Splicing factor 3B subunit 1 is a protein that in humans is encoded by the SF3B1 gene.

Function 

This gene encodes subunit 1 of the splicing factor 3b protein complex. Splicing factor 3b, together with splicing factor 3a and a 12S RNA unit, forms the U2 small nuclear ribonucleoproteins complex (U2 snRNP). The splicing factor 3b/3a complex binds pre-mRNA upstream of the intron's branch site in a sequence independent manner and may anchor the U2 snRNP to the pre-mRNA. Splicing factor 3b is also a component of the minor U12-type spliceosome. The carboxy-terminal two-thirds of subunit 1 have 22 non-identical, tandem HEAT repeats that form rod-like, helical structures.

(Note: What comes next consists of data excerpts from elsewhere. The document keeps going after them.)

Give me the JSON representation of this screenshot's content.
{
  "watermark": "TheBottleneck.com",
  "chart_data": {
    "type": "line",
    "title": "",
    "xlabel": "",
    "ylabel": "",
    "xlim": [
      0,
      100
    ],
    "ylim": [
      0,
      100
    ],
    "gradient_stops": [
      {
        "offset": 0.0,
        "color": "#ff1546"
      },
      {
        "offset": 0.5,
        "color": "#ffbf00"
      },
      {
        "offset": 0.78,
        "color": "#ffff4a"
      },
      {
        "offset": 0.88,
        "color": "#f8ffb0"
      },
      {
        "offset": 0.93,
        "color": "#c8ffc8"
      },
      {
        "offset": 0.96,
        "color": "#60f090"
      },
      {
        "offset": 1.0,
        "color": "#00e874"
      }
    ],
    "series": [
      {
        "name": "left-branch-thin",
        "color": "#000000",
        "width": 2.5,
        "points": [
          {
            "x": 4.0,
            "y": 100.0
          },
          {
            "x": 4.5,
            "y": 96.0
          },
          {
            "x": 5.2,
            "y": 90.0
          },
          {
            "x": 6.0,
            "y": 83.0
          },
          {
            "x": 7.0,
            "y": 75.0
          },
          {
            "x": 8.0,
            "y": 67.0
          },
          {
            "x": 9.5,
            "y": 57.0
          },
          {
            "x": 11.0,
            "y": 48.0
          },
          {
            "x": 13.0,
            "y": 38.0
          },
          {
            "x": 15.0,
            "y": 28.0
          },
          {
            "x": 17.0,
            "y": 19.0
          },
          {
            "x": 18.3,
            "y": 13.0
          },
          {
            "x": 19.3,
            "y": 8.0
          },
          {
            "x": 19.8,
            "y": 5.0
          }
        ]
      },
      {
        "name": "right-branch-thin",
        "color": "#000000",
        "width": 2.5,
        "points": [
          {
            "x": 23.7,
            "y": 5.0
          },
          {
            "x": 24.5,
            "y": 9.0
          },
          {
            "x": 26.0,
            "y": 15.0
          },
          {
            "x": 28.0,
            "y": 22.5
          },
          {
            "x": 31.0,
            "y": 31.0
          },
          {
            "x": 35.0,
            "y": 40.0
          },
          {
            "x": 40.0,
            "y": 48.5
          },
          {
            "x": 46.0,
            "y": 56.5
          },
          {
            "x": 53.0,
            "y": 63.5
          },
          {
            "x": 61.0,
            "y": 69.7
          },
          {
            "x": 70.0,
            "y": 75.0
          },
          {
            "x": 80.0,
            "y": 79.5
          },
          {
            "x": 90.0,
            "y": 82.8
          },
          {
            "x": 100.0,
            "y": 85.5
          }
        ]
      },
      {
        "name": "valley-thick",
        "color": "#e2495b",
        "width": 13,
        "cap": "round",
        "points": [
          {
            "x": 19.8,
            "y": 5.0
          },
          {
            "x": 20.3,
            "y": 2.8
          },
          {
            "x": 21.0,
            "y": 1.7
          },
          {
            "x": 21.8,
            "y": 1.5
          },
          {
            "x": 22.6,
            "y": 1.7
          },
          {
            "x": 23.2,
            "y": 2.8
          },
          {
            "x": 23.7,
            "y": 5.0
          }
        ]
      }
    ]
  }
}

Alternative splicing results in multiple transcript variants encoding different isoforms.

Interactions 

SF3B1 has been shown to interact with:
 CDC5L,
 DDX42,
 PPP1R8,
 SF3B2,
 SF3B3,
 SF3B14,

Clinical relevance 

Mutations in this gene have been recurrently seen in cases of advanced chronic lymphocytic leukemia, myelodysplastic syndromes and breast cancer. SF3B1 mutations are found in 60%-80% of patients with refractory anemia with ring sideroblasts (RARS; which is a myelodysplastic syndrome) or RARS with thrombocytosis (RARS-T; which is a myelodysplastic syndrome/myeloproliferative neoplasm). There is also an emerging body of evidence to suggest implications of SF3B1 mutations being involved in orbital melanoma.